Mandatory carriage is much sought-after by TV services because it provides them with a steady revenue stream from subscriber fees. It also enables services to charge higher ad rates because the service is carried in more households.

In its application, Sun News argued that despite being a “Canadian content powerhouse” – producing 96 hours a week of original Canadian content and “punching above our weight” in news coverage – it had been distributed like a “third-rate foreign news service.”

The service is currently available in only 4 out of 10 Canadian households, it said, and not offered at all by some BDUs including Telus and MTS.

Executives argued that much of the Sun News network’s audience is lower income and heavily oriented to elderly Canadians on fixed incomes. This group is more likely to subscribe to analogue services for reasons of cost and resistance to new technology, said Sun News.

The CRTC granted mandatory carriage for three new TV services: AMI TV, which caters to visually impaired Francophones; Nouveau TV5 and ARTV. It also granted five-year renewals for several existing services: AMI-TV’s English-language channel, AMI Audio, Canal M, APTN and CPAC.

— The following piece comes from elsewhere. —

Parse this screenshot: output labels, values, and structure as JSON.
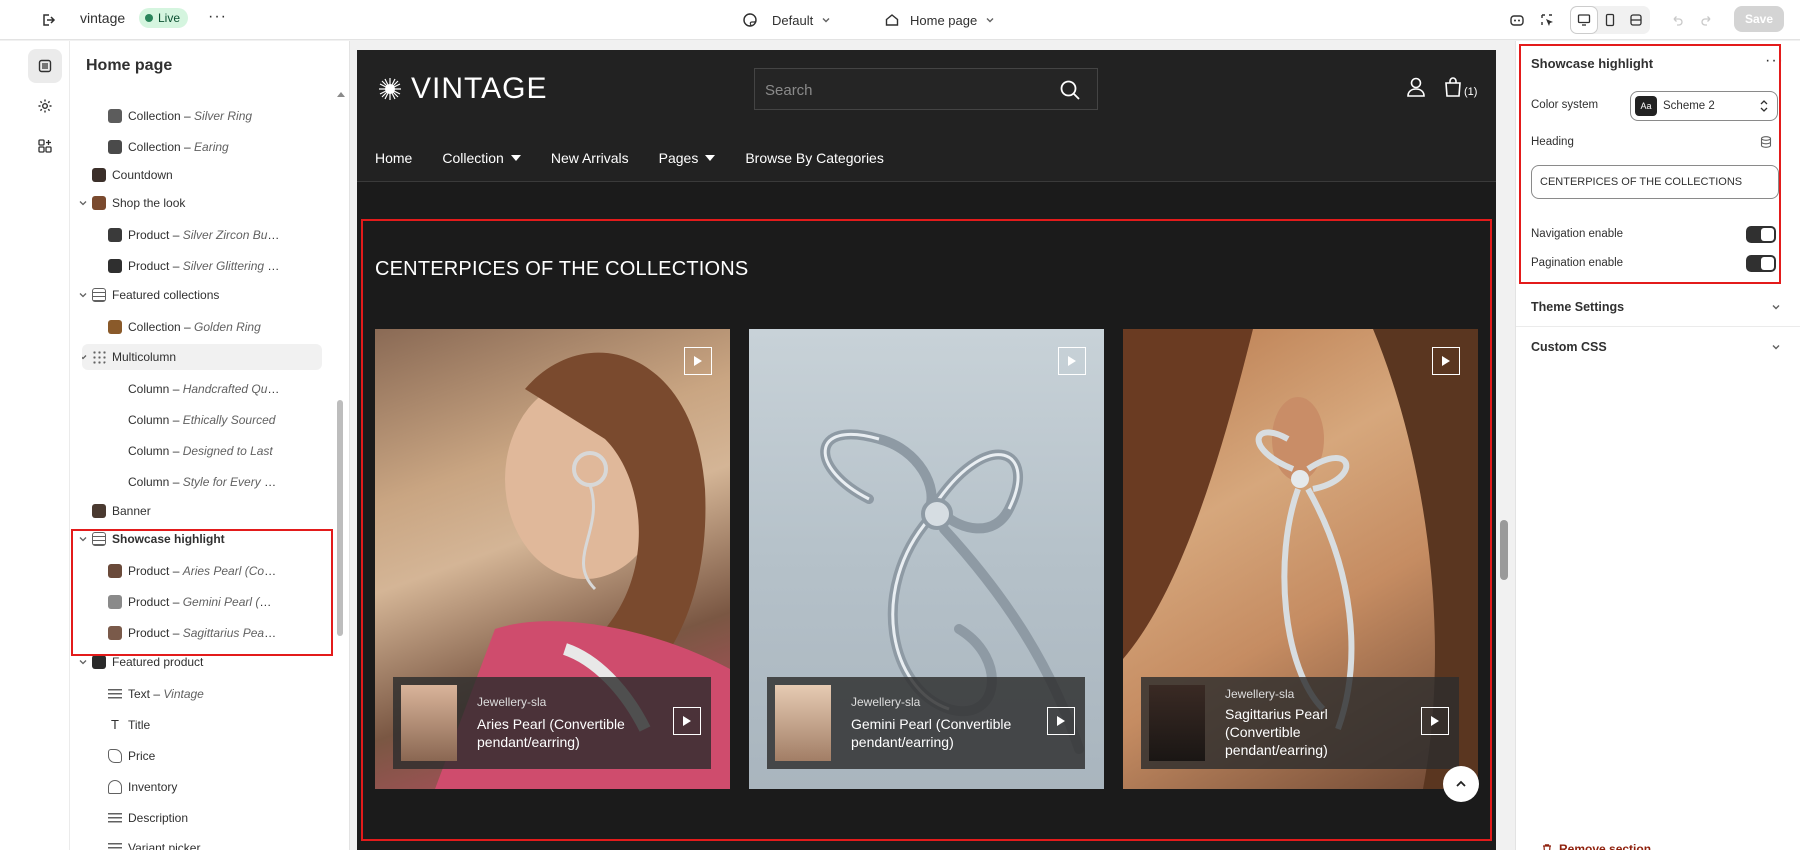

In denying mandatory carriage applications from 12 services, including Zoomer Media’s Vision TV, Starlight: The Canadian Movie Channel and Fusion, the CRTC acknowledged that it has set the bar “very high” for obtaining a mandatory distribution order. “The CRTC’s policy requires that a service seeking such an order must clearly demonstrate its exceptional nature and that it achieves important public policy objectives under the Broadcasting Act,” said the federal regulator in its ruling.

Along with this ruling, the commission simultaneously announced hearings to review its policies on licensing and distribution of TV news services both foreign and domestic.

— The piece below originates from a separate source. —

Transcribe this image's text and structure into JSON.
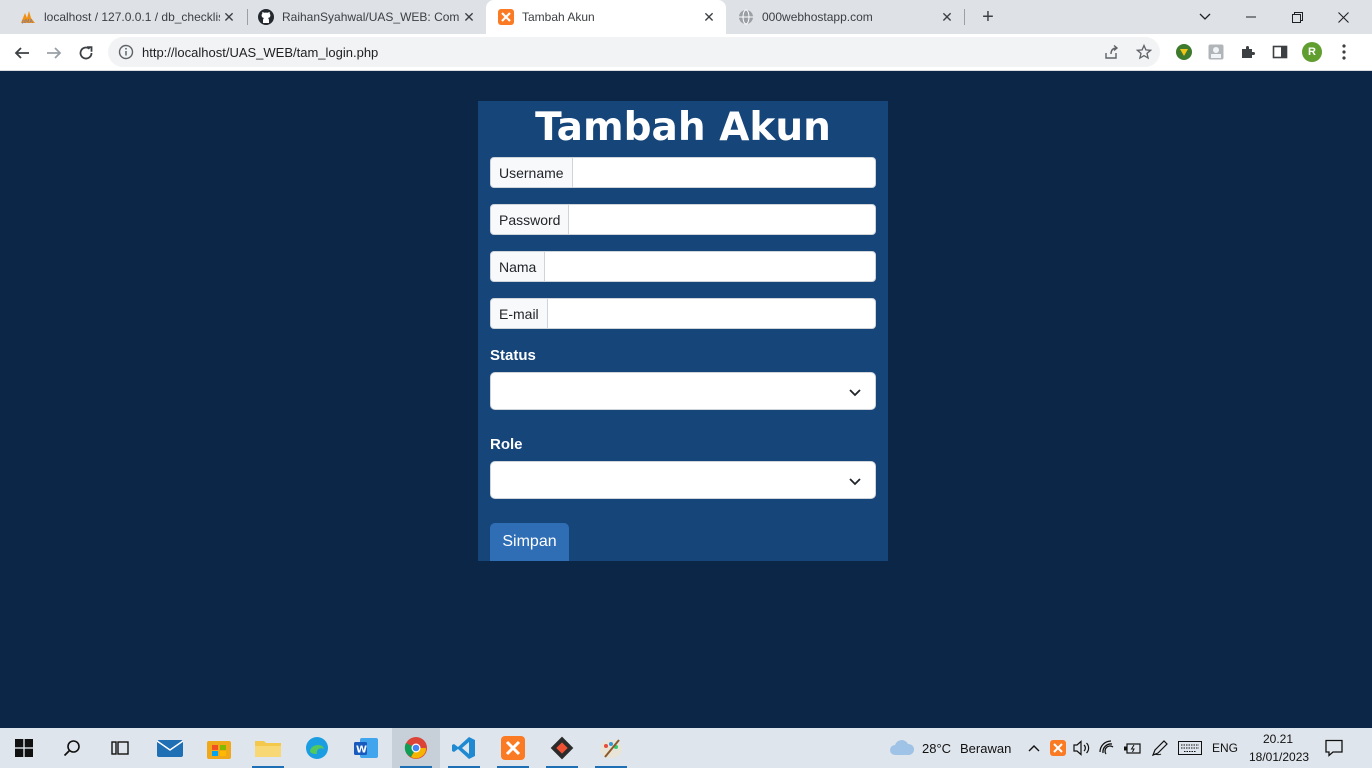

“The diversity of voices is an essential component of our society, particularly as they relate to news and information in the Canadian broadcasting system” said Jean-Pierre Blais, chairman of the CRTC, in a statement. “Television news channels provide an important public service by ensuring that Canadians are exposed to different opinions and perspectives on matters that concern all citizens. We are concerned that, under the existing rules, Canadian news services are not being given a pride of place in our broadcasting system.”